The current Zero Childhood Cancer Program (ZERO) national clinical trial will remain open until the opening of the new trial. The current trial is open to children anywhere in Australia with high-risk or rare cancers and to date nearly 600 children have been enrolled.
In 2021, a new five-year national clinical trial will be launched. The new trial will be expanded to include children with lower risk cancers – firstly those with medium-risk, then those with standard-risk cancer. By the end of 2023, it is our aim that all Australian children and young people with cancer will be able to participate in ZERO at diagnosis.

Participating sites
All eight of Australia’s paediatric oncology centres are participating in ZERO
Patient registration
Patients with a suspected or confirmed diagnosis of high-risk malignancy can be registered for ZERO.
- For patients with a confirmed diagnosis at registration, enrolment will occur following confirmation that all eligibility criteria are met, and approval has been granted by the Study Chair or delegate.
- For patients where there is a reasonable clinical suspicion of a high-risk malignancy, patients can be registered during the work-up period before diagnosis and prognosis is established. Fresh tissue samples can be sent to Children’s Cancer Institute for initial processing following registration. Enrolment will occur following confirmation that all eligibility criteria are met, and approval has been given by the Study Chair or delegate. Non-high-risk samples will be banked for future approved research.
Eligibility criteria
The following eligibility criteria apply to patient selection for specimen collection and analysis only. All eligibility criteria must be met prior to enrolment.
At enrolment, patients will be treated with therapy selected by their clinician. Patients may be concurrently enrolled on other clinical trials. Treatment with recommended therapy will remain at the discretion of the treating physician.
Patients with high risk cancers:
1. Age ≤ 21 years: Individual patients > 21 years with a paediatric-type cancer (e.g. neuroblastoma) may be enrolled after discussion with, and at the discretion of, the Study Chair or delegate.
2. Diagnosis: Histologic diagnosis of high-risk malignancy, defined as:
- expected overall survival < 30% based on current literature on the specific cancer; OR
- where standard therapy would result in severe and unacceptable morbidity (such as an infantile sarcoma where definitive surgery would require amputation).
Please note this does not include high-risk neuroblastoma at diagnosis.
3. Specimen: Appropriate tissue samples are available for analysis.

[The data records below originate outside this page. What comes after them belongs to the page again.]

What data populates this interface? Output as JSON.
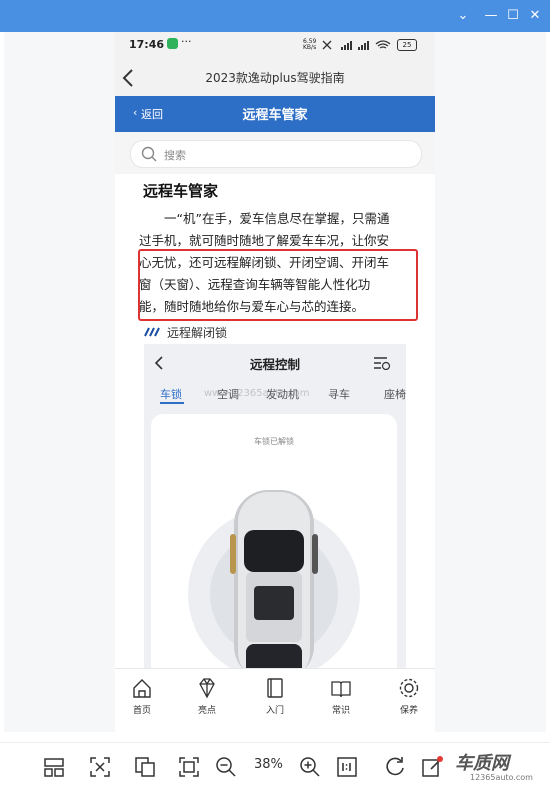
{
  "phone": {
    "time": "17:46",
    "net_speed": "6.59\nKB/s",
    "battery": "25",
    "nav_title": "2023款逸动plus驾驶指南",
    "back_label": "返回",
    "section_title": "远程车管家",
    "search_placeholder": "搜索"
  },
  "article": {
    "heading": "远程车管家",
    "lines": [
      "一“机”在手，爱车信息尽在掌握，只需通",
      "过手机，就可随时随地了解爱车车况，让你安",
      "心无忧，还可远程解闭锁、开闭空调、开闭车",
      "窗（天窗）、远程查询车辆等智能人性化功",
      "能，随时随地给你与爱车心与芯的连接。"
    ],
    "subheading": "远程解闭锁"
  },
  "remote": {
    "title": "远程控制",
    "tabs": [
      "车锁",
      "空调",
      "发动机",
      "寻车",
      "座椅"
    ],
    "status": "车锁已解锁",
    "watermark": "www.12365auto.com"
  },
  "bottom_tabs": [
    {
      "label": "首页",
      "icon": "home-icon"
    },
    {
      "label": "亮点",
      "icon": "diamond-icon"
    },
    {
      "label": "入门",
      "icon": "book-icon"
    },
    {
      "label": "常识",
      "icon": "open-book-icon"
    },
    {
      "label": "保养",
      "icon": "gear-icon"
    }
  ],
  "viewer": {
    "zoom": "38%",
    "logo_text": "车质网",
    "logo_url": "12365auto.com"
  },
  "colors": {
    "accent_blue": "#2d6ec7",
    "highlight_red": "#d33333",
    "window_blue": "#4a90e2"
  }
}
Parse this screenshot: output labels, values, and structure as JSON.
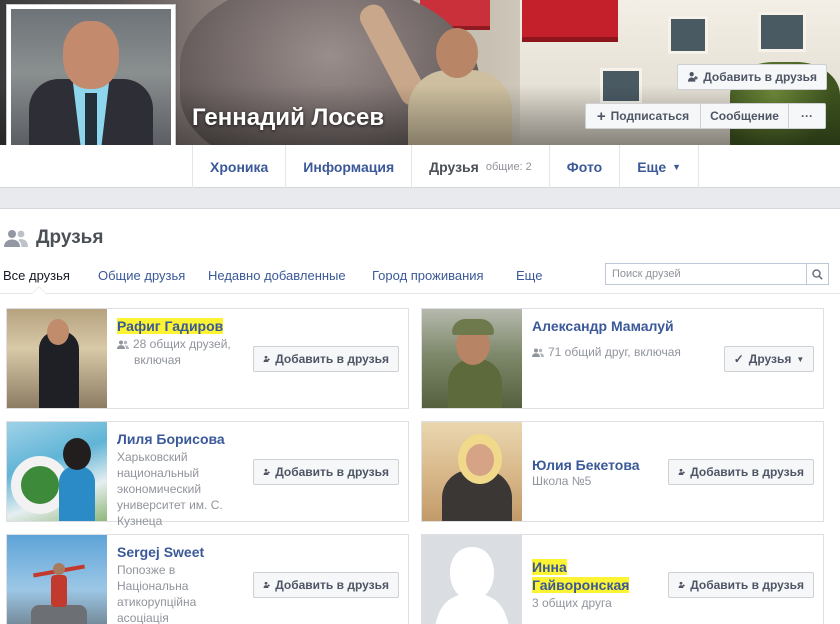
{
  "profile": {
    "name": "Геннадий Лосев",
    "add_friend_label": "Добавить в друзья",
    "subscribe_label": "Подписаться",
    "message_label": "Сообщение",
    "more_label": "···"
  },
  "tabs": [
    {
      "label": "Хроника"
    },
    {
      "label": "Информация"
    },
    {
      "label": "Друзья",
      "sub": "общие: 2"
    },
    {
      "label": "Фото"
    },
    {
      "label": "Еще"
    }
  ],
  "friends": {
    "title": "Друзья",
    "filters": [
      "Все друзья",
      "Общие друзья",
      "Недавно добавленные",
      "Город проживания",
      "Еще"
    ],
    "search_placeholder": "Поиск друзей",
    "cards": [
      {
        "name": "Рафиг Гадиров",
        "meta_line1": "28 общих друзей,",
        "meta_line2": "включая",
        "action": "Добавить в друзья"
      },
      {
        "name": "Александр Мамалуй",
        "meta_line1": "71 общий друг, включая",
        "action": "Друзья"
      },
      {
        "name": "Лиля Борисова",
        "meta_lines": [
          "Харьковский",
          "национальный",
          "экономический",
          "университет им. С.",
          "Кузнеца"
        ],
        "action": "Добавить в друзья"
      },
      {
        "name": "Юлия Бекетова",
        "meta_line1": "Школа №5",
        "action": "Добавить в друзья"
      },
      {
        "name": "Sergej Sweet",
        "meta_lines": [
          "Попозже в",
          "Національна",
          "атикорупційна",
          "асоціація"
        ],
        "action": "Добавить в друзья"
      },
      {
        "name_line1": "Инна",
        "name_line2": "Гайворонская",
        "meta_line1": "3 общих друга",
        "action": "Добавить в друзья"
      }
    ]
  },
  "colors": {
    "link": "#3b5998",
    "highlight": "#fcf332",
    "background": "#e9eaed"
  }
}
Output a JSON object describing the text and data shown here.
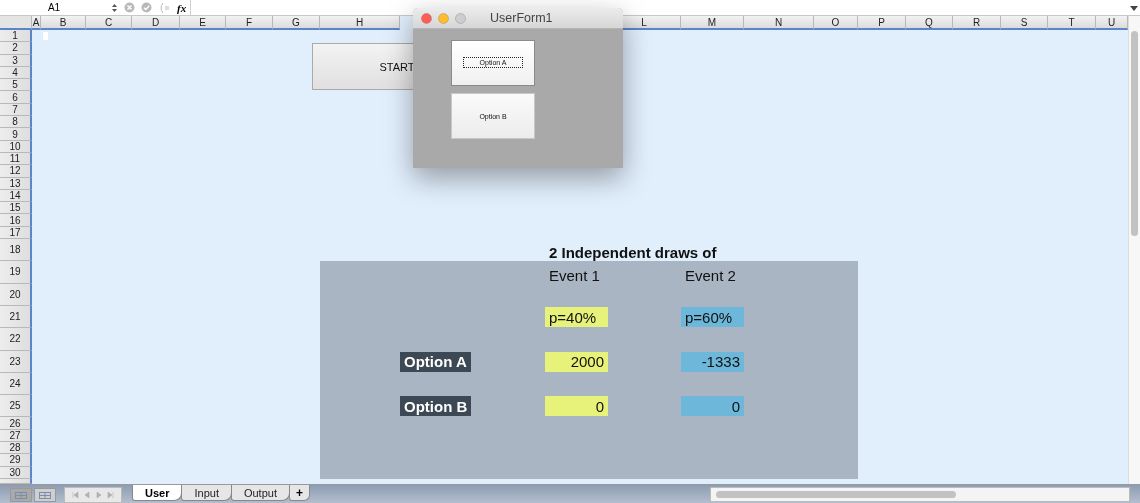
{
  "formula_bar": {
    "name_box": "A1",
    "fx": "fx"
  },
  "columns": [
    "A",
    "B",
    "C",
    "D",
    "E",
    "F",
    "G",
    "H",
    "L",
    "M",
    "N",
    "O",
    "P",
    "Q",
    "R",
    "S",
    "T",
    "U"
  ],
  "rows": [
    "1",
    "2",
    "3",
    "4",
    "5",
    "6",
    "7",
    "8",
    "9",
    "10",
    "11",
    "12",
    "13",
    "14",
    "15",
    "16",
    "17",
    "18",
    "19",
    "20",
    "21",
    "22",
    "23",
    "24",
    "25",
    "26",
    "27",
    "28",
    "29",
    "30"
  ],
  "start_button": {
    "label": "START"
  },
  "table": {
    "title": "2 Independent draws of",
    "events": [
      {
        "label": "Event 1",
        "probability": "p=40%",
        "color": "#e6f27a"
      },
      {
        "label": "Event 2",
        "probability": "p=60%",
        "color": "#6db7da"
      }
    ],
    "options": [
      {
        "label": "Option A",
        "values": [
          "2000",
          "-1333"
        ]
      },
      {
        "label": "Option B",
        "values": [
          "0",
          "0"
        ]
      }
    ]
  },
  "userform": {
    "title": "UserForm1",
    "buttons": [
      {
        "label": "Option A",
        "focused": true
      },
      {
        "label": "Option B",
        "focused": false
      }
    ]
  },
  "sheet_tabs": [
    {
      "label": "User",
      "selected": true
    },
    {
      "label": "Input",
      "selected": false
    },
    {
      "label": "Output",
      "selected": false
    }
  ],
  "add_sheet": "+"
}
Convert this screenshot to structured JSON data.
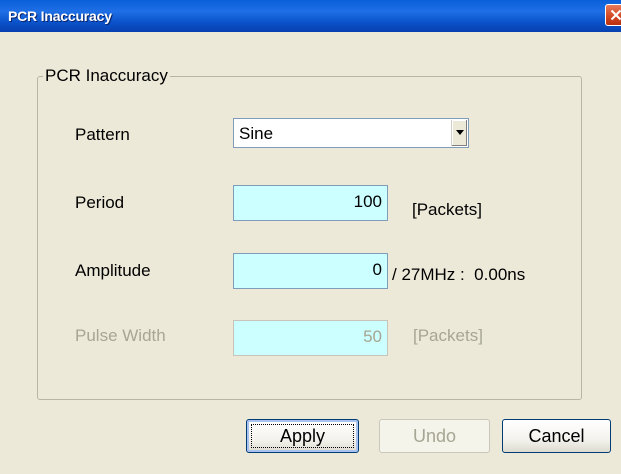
{
  "window": {
    "title": "PCR Inaccuracy"
  },
  "group": {
    "legend": "PCR Inaccuracy"
  },
  "pattern": {
    "label": "Pattern",
    "selected": "Sine"
  },
  "period": {
    "label": "Period",
    "value": "100",
    "unit": "[Packets]"
  },
  "amplitude": {
    "label": "Amplitude",
    "value": "0",
    "suffix": "/ 27MHz :  0.00ns"
  },
  "pulse_width": {
    "label": "Pulse Width",
    "value": "50",
    "unit": "[Packets]",
    "enabled": false
  },
  "buttons": {
    "apply": "Apply",
    "undo": "Undo",
    "cancel": "Cancel"
  },
  "icons": {
    "close": "close-icon",
    "dropdown": "chevron-down-icon"
  },
  "colors": {
    "titlebar": "#0a52c9",
    "field_bg": "#ccffff",
    "disabled_text": "#a7a593"
  }
}
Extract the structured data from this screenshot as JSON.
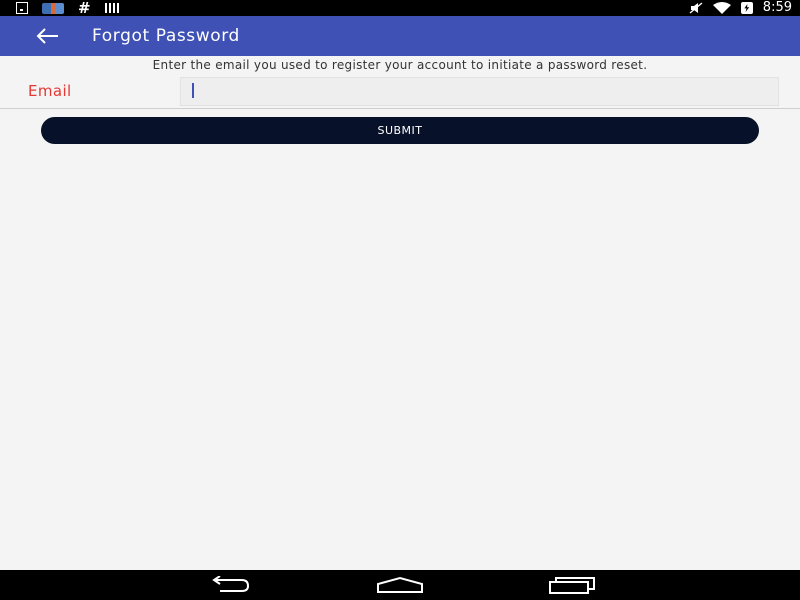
{
  "status_bar": {
    "time": "8:59",
    "left_icons": [
      "download-icon",
      "app-thumbnail-icon",
      "hash-icon",
      "signal-bars-icon"
    ],
    "right_icons": [
      "mute-icon",
      "wifi-icon",
      "battery-charging-icon"
    ]
  },
  "app_bar": {
    "title": "Forgot Password",
    "back_icon": "arrow-left-icon",
    "color": "#3f51b5"
  },
  "form": {
    "instruction": "Enter the email you used to register your account to initiate a password reset.",
    "email_label": "Email",
    "email_value": "",
    "email_placeholder": "",
    "submit_label": "SUBMIT",
    "label_color": "#e53935",
    "button_color": "#08112a"
  },
  "nav_bar": {
    "icons": [
      "nav-back-icon",
      "nav-home-icon",
      "nav-recents-icon"
    ]
  }
}
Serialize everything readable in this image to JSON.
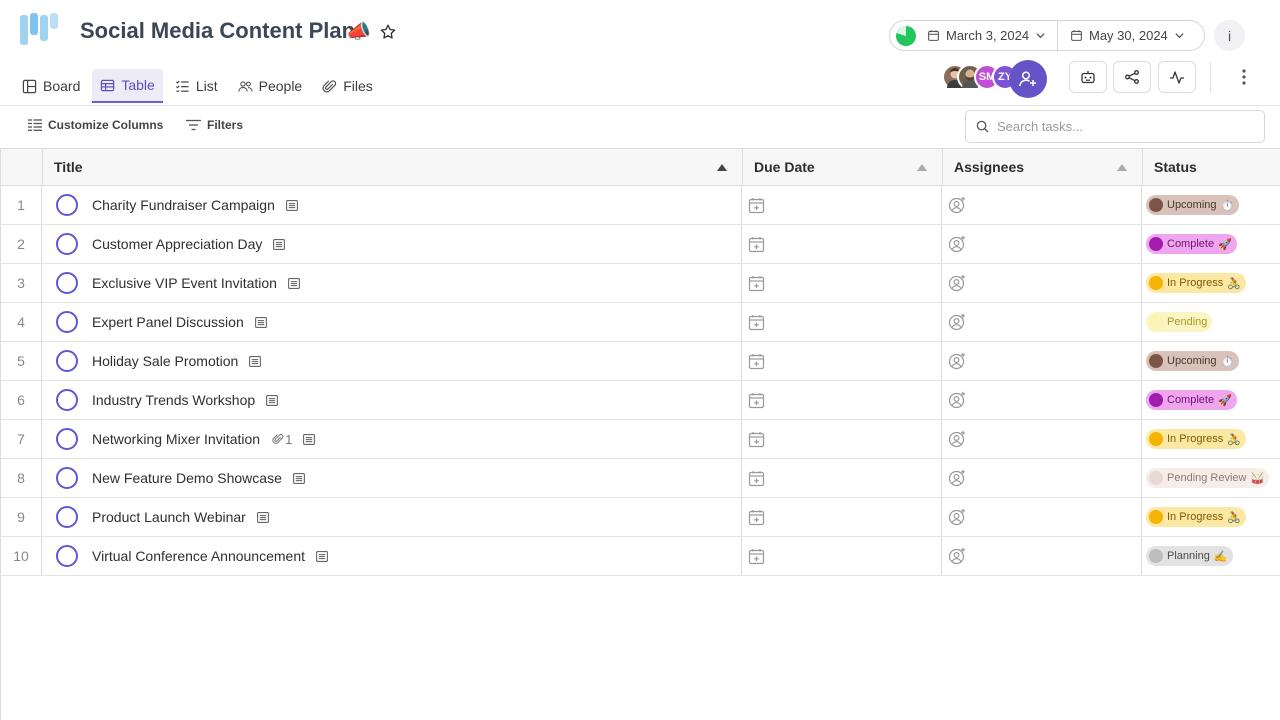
{
  "header": {
    "title": "Social Media Content Plan",
    "title_emoji": "📣",
    "start_date": "March 3, 2024",
    "end_date": "May 30, 2024",
    "info_label": "i",
    "progress_color": "#22c55e"
  },
  "tabs": [
    {
      "label": "Board",
      "icon": "board-icon",
      "active": false
    },
    {
      "label": "Table",
      "icon": "table-icon",
      "active": true
    },
    {
      "label": "List",
      "icon": "list-icon",
      "active": false
    },
    {
      "label": "People",
      "icon": "people-icon",
      "active": false
    },
    {
      "label": "Files",
      "icon": "paperclip-icon",
      "active": false
    }
  ],
  "avatars": [
    {
      "initials": "",
      "color": "#8a6d5a"
    },
    {
      "initials": "",
      "color": "#6f5d4e"
    },
    {
      "initials": "SM",
      "color": "#c04fd6"
    },
    {
      "initials": "ZY",
      "color": "#7c55d6"
    }
  ],
  "toolbar": {
    "customize_label": "Customize Columns",
    "filters_label": "Filters",
    "search_placeholder": "Search tasks..."
  },
  "columns": {
    "title": "Title",
    "due": "Due Date",
    "assignees": "Assignees",
    "status": "Status"
  },
  "rows": [
    {
      "num": "1",
      "title": "Charity Fundraiser Campaign",
      "attachments": "",
      "status": "Upcoming",
      "emoji": "⏱️",
      "dot": "#7a5548",
      "bg": "#d9c2b9",
      "fg": "#4a3730"
    },
    {
      "num": "2",
      "title": "Customer Appreciation Day",
      "attachments": "",
      "status": "Complete",
      "emoji": "🚀",
      "dot": "#a21caf",
      "bg": "#f0a5ef",
      "fg": "#6b1670"
    },
    {
      "num": "3",
      "title": "Exclusive VIP Event Invitation",
      "attachments": "",
      "status": "In Progress",
      "emoji": "🚴",
      "dot": "#f5b400",
      "bg": "#fce7a3",
      "fg": "#7a5b00"
    },
    {
      "num": "4",
      "title": "Expert Panel Discussion",
      "attachments": "",
      "status": "Pending",
      "emoji": "",
      "dot": "#fbf3b4",
      "bg": "#fbf5c3",
      "fg": "#a99826"
    },
    {
      "num": "5",
      "title": "Holiday Sale Promotion",
      "attachments": "",
      "status": "Upcoming",
      "emoji": "⏱️",
      "dot": "#7a5548",
      "bg": "#d9c2b9",
      "fg": "#4a3730"
    },
    {
      "num": "6",
      "title": "Industry Trends Workshop",
      "attachments": "",
      "status": "Complete",
      "emoji": "🚀",
      "dot": "#a21caf",
      "bg": "#f0a5ef",
      "fg": "#6b1670"
    },
    {
      "num": "7",
      "title": "Networking Mixer Invitation",
      "attachments": "1",
      "status": "In Progress",
      "emoji": "🚴",
      "dot": "#f5b400",
      "bg": "#fce7a3",
      "fg": "#7a5b00"
    },
    {
      "num": "8",
      "title": "New Feature Demo Showcase",
      "attachments": "",
      "status": "Pending Review",
      "emoji": "🥁",
      "dot": "#e7d9d2",
      "bg": "#f6ece8",
      "fg": "#8a7a72"
    },
    {
      "num": "9",
      "title": "Product Launch Webinar",
      "attachments": "",
      "status": "In Progress",
      "emoji": "🚴",
      "dot": "#f5b400",
      "bg": "#fce7a3",
      "fg": "#7a5b00"
    },
    {
      "num": "10",
      "title": "Virtual Conference Announcement",
      "attachments": "",
      "status": "Planning",
      "emoji": "✍️",
      "dot": "#bdbdbd",
      "bg": "#e2e2e2",
      "fg": "#4a4a4a"
    }
  ]
}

Tissue sample can be obtained as part of clinical care or (with consent) for the sole purpose of study enrolment.
4. Life expectancy: > 6 weeks.
5. Consent: Patients are either capable of giving informed consent, or have a parent or guardian capable of giving consent, and are willing to comply with all study requirements, including tissue sampling and all required follow-up assessments.
Patients with rare cancers (PRISM Rare Cancers Cohort):
1. Age: ≤ 18 years
2. Diagnosis: Either:
- a rare cancer of uncertain prognosis with no established treatment strategy; OR
- a tumour where histopathological examination has not been able to establish a diagnosis.
3. Specimen: Appropriate tissue samples are available for analysis
4. Consent: Written informed consent
5. Approval: All patients must first be discussed and approved by the Study Chair or their delegate prior to enrolment on the Rare Cancers Cohort (Cohort B).
Consent
The investigators at each participating site will be responsible for discussing the risks and benefits of enrolment on this study with the patient or parent/legal guardian. Informed consent must be signed by the patient or parent/guardian and dated by an investigator at the relevant site at the time of registration. Patients or parents will be given the choice of opting out of being informed of reportable germline mutations, and of participating in the psychosocial sub-study or the familial cancer predisposition sub-study.
Study withdrawal
Consent to participate in the study or sub-studies can be withdrawn at any time.